Naturopathy: A Critical Appraisal

Kimball C. Atwood IV, MD

In This Article

Dissent From the White House Commission on Complementary and Alternative Medicine Policy

Two dissenting members of the recently adjourned White House Commission on Complementary and Alternative Medicine Policy warned, in a letter to Department of Health and Human Services Secretary Tommy Thompson, of the problems introduced by official endorsements of naturopaths and other "complementary and alternative medicine" (CAM) practitioners:

Vulnerable Populations
Patients will often resort to "CAM" practices, modalities and practitioners upon the diagnosis of a debilitating, chronic or terminal condition. Recent Senate hearings have documented the special vulnerability of the elderly [emphasis added] on fixed-incomes to these phenomena.

[CAM practitioners] are not positioned for equivalency with conventional primary care providers. Efforts to equate their degree of training, or the scientific basis of their practice, with that of the designated primary care specialties puts the public at risk of receiving unvalidated and non-evidence based primary care.

... "CAM" "health promotion" and "prevention practices" also include preventing disease by "balancing qi," "eliminating parasites and toxins," "cleansing the liver" and/or by "cleansing the blood" via a multitude of supplements and questionable practices. Our uncritical acceptance of "CAM" wellness and health promotion can be interpreted as an endorsement of these claims. It is absolutely unclear what role, if any, "CAM" practices play in preventing disease and to what extent patients are burdened with useless treatments and products in their pursuit of "wellness."

In sum, generic pronouncements about "CAM" neither serve the public interest nor protect the public health. It is essential to separate the effective from the ineffective, the safe from the unsafe and to contextualize these practices against conventional modalities before [emphasis added] any of them can be recommended for incorporation into the Nation's healthcare system. [38]

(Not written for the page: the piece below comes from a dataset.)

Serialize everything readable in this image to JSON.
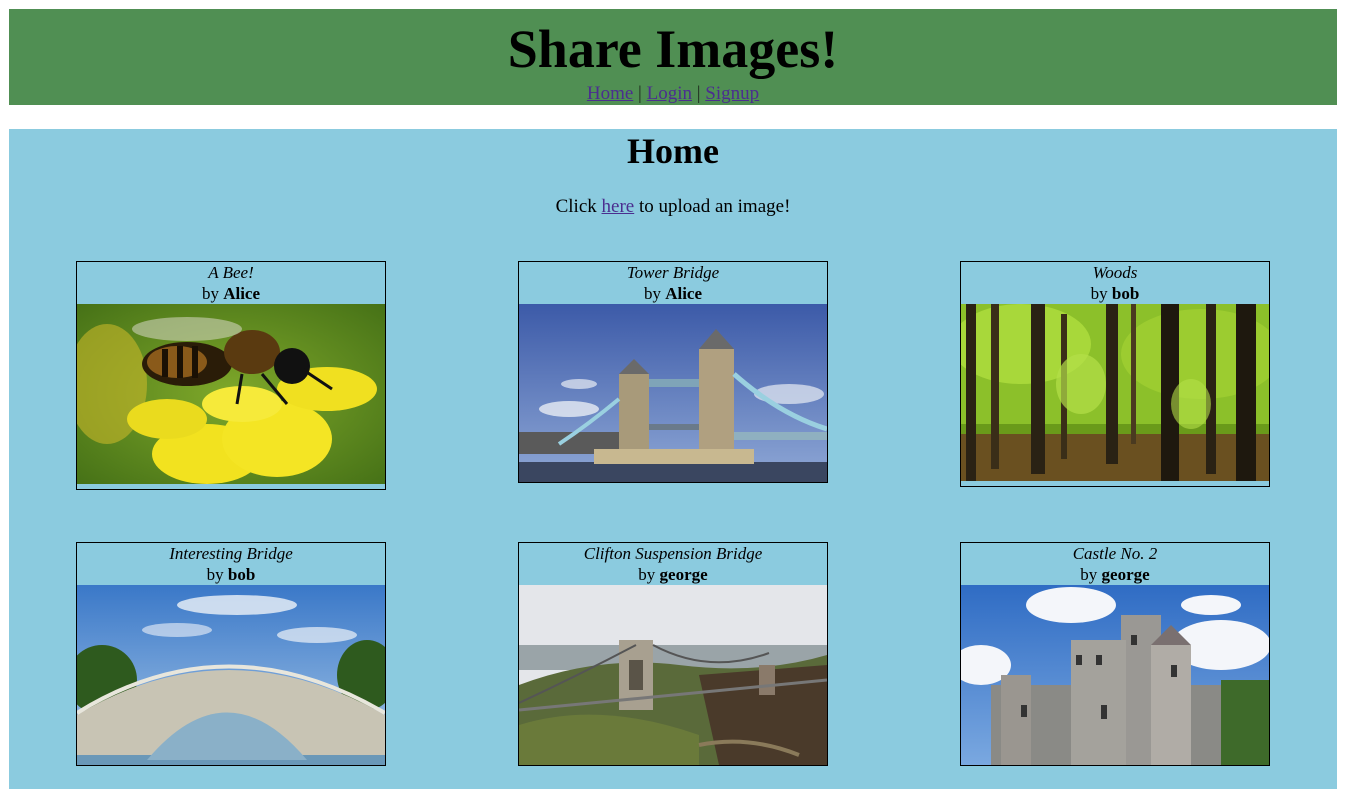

Even if Medicare itself successfully resists the efforts of its new advisers, their appointments are already being trumpeted to the public as evidence that the federal government considers naturopathic practices to be valid.[39,40] This will likely help naturopaths in their pursuit of universal state licensure and reimbursement by health insurers. Because licensed health care providers determine their own standards of care,[41] it would be detrimental to the public if naturopaths were successful in this pursuit.[42]